Few programs in the shadowy corridors of military aviation history have retained an air of mystery and innovation rivaling the YF-118G Bird of Prey. As a stealth technology demonstrator developed by McDonnell Douglas’ secret branch, known as the Phantom Works, throughout the 1990s, its existence was as classically clandestine as Area 51. Unlike most stealth programs, though, the Bird of Prey wasn’t intended to make its way into service. Rather, it acted like a testbed for many of the ground-breaking design and manufacturing processes still in use today within modern stealth aircraft.
It was called the Bird of Prey, and its name came from the Klingon spacecraft in Star Trek. The Bird of Prey epitomized chutzpah and ingenuity.

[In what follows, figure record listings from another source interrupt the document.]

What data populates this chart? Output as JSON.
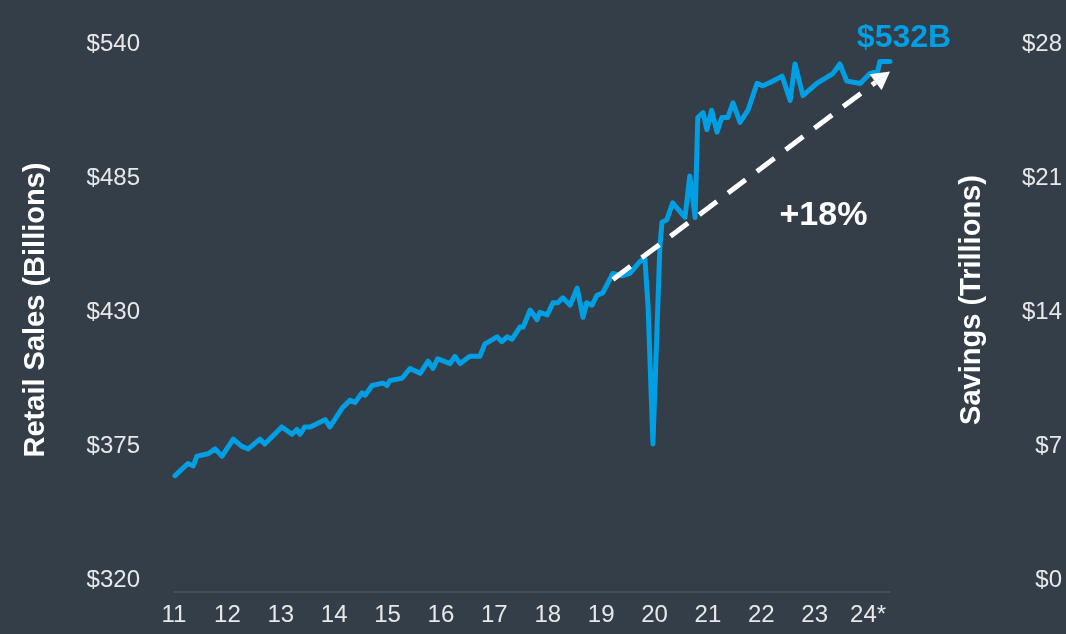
{
  "chart_data": {
    "type": "line",
    "ylabel": "Retail Sales (Billions)",
    "y2label": "Savings (Trillions)",
    "xlim": [
      11,
      24.41
    ],
    "xticks": [
      11,
      12,
      13,
      14,
      15,
      16,
      17,
      18,
      19,
      20,
      21,
      22,
      23,
      {
        "value": 24,
        "label": "24*"
      }
    ],
    "ylim": [
      320,
      540
    ],
    "yticks": [
      {
        "value": 320,
        "label": "$320"
      },
      {
        "value": 375,
        "label": "$375"
      },
      {
        "value": 430,
        "label": "$430"
      },
      {
        "value": 485,
        "label": "$485"
      },
      {
        "value": 540,
        "label": "$540"
      }
    ],
    "y2lim": [
      0,
      28
    ],
    "y2ticks": [
      {
        "value": 0,
        "label": "$0"
      },
      {
        "value": 7,
        "label": "$7"
      },
      {
        "value": 14,
        "label": "$14"
      },
      {
        "value": 21,
        "label": "$21"
      },
      {
        "value": 28,
        "label": "$28"
      }
    ],
    "grid": false,
    "marker": "none",
    "line_style": "solid",
    "series": [
      {
        "color": "#009fe3",
        "x": [
          11.02,
          11.26,
          11.36,
          11.43,
          11.64,
          11.77,
          11.9,
          12.11,
          12.27,
          12.39,
          12.61,
          12.7,
          13.02,
          13.21,
          13.3,
          13.36,
          13.45,
          13.55,
          13.83,
          13.92,
          14.16,
          14.3,
          14.39,
          14.52,
          14.58,
          14.71,
          14.91,
          14.99,
          15.04,
          15.27,
          15.42,
          15.61,
          15.76,
          15.85,
          15.94,
          16.17,
          16.26,
          16.36,
          16.54,
          16.73,
          16.82,
          17.05,
          17.14,
          17.24,
          17.33,
          17.48,
          17.54,
          17.67,
          17.8,
          17.85,
          17.99,
          18.1,
          18.19,
          18.28,
          18.42,
          18.55,
          18.66,
          18.73,
          18.83,
          18.92,
          19.03,
          19.22,
          19.39,
          19.54,
          19.73,
          19.82,
          19.88,
          19.97,
          20.04,
          20.1,
          20.14,
          20.23,
          20.34,
          20.57,
          20.66,
          20.76,
          20.81,
          20.91,
          20.98,
          21.07,
          21.17,
          21.26,
          21.37,
          21.47,
          21.6,
          21.75,
          21.92,
          22.03,
          22.22,
          22.39,
          22.54,
          22.63,
          22.78,
          23.04,
          23.34,
          23.47,
          23.6,
          23.85,
          24.03,
          24.18,
          24.22,
          24.41
        ],
        "values": [
          362,
          367,
          366,
          370,
          371,
          373,
          370,
          377,
          374,
          373,
          377,
          375,
          382,
          379,
          381,
          379,
          382,
          382,
          385,
          382,
          390,
          393,
          392,
          396,
          395,
          399,
          400,
          399,
          401,
          402,
          406,
          404,
          409,
          406,
          410,
          408,
          411,
          408,
          411,
          411,
          416,
          419,
          417,
          419,
          418,
          423,
          423,
          430,
          426,
          429,
          428,
          433,
          433,
          435,
          432,
          439,
          427,
          433,
          432,
          436,
          437,
          445,
          444,
          445,
          450,
          451,
          431,
          375,
          418,
          456,
          466,
          467,
          474,
          468,
          485,
          468,
          509,
          511,
          504,
          512,
          503,
          509,
          509,
          515,
          507,
          512,
          523,
          522,
          524,
          526,
          516,
          531,
          518,
          523,
          527,
          531,
          524,
          523,
          527,
          528,
          532,
          532
        ]
      }
    ],
    "annotations": [
      "+18%",
      {
        "text": "$532B",
        "x": 24.41,
        "y": 532
      }
    ]
  }
}
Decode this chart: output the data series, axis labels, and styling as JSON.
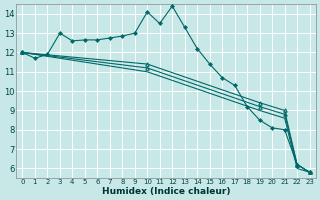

Most stealth programs have full-body counts in terms of cost; this one flew over Area 51 for less than the cost of a single F-35 today. That was due to a combination of rapid prototyping, advanced composite structures, and off-the-shelf components.
The real beginning of the stealth revolution was the Lockheed F-117 Nighthawk, which secretly entered service in October 1983. Although an attack aircraft rather than a fighter, its radar cross-section measured only 0.11 inches; thus, as such, it was nearly undetectable to enemy radar. The success of the Nighthawk would become one of those defining moments that proved a change in aviation technology and a shift in air warfare doctrine.
Less than a decade later, while Lockheed’s YF-22 battled Northrop’s YF-23 for the Air Force’s Advanced Tactical Fighter contract, McDonnell Douglas’ Phantom Works had stealth ambitions all their own. They hired veteran of Lockheed’s Skunk Works Alan Wiechman to lead their efforts. Wiechman had been part of the Have Blue program, working on the F-117 Nighthawk stealth fighter and the Sea Shadow stealth warship.
Work began on the YF-118G in 1992, and Wiechman decided to make use of rapid prototyping. Wiechmann’s ingenuity resulted in using computers to simulate performance, where he could create prototype parts that were much closer to real components. This, along with single-piece composite structures, helped to avoid the use of body panel seams where stealth could be compromised.
In addition to this, off-the-shelf components used for many aspects of the Bird of Prey’s build helped it to stay within budget. Its Pratt & Whitney JT15D-5C turbofan engine, cranking out a mere 3,190 pounds of thrust, was better suited to powering a Cessna business jet. The ejection seat was lifted from an AV-8B Harrier, the control stick and throttle from an F/A-18 Hornet, and the rudder pedals from an A-4 Skyhawk. As Air Force Test pilot Colonel Doug Benjamin quipped, “The clock was from Wal-Mart, and the environmental control system was essentially a hairdryer.”
They had a flyable prototype by 1996. It was on September 11, 1996, that the Bird of Prey, powered by a single 2,900-pound thrust F118-101 engine buried in its fuselage, took to the skies over Groom Lake, with an angular gull-shaped wing and tailless design—an initial drag-prone and stability-challenged concept. Still, it had clocked up 38 successful flights by 1999. With a cruising speed of only 300 miles per hour and a maximum operational ceiling of 20,000 feet, the real success of the Bird of Prey was its stealth capabilities.
The team at Phantom Works had proven they could build a stealth aircraft for less than $67 million–a fraction of the cost of a fleet of modern stealth fighters. When this is adjusted for inflation, it becomes something in the order of $111 million today, less than the cost of a single F-35B. The Bird of Prey’s legacy lives on in design and production techniques that pioneered, further going on to shape the future of stealth aviation.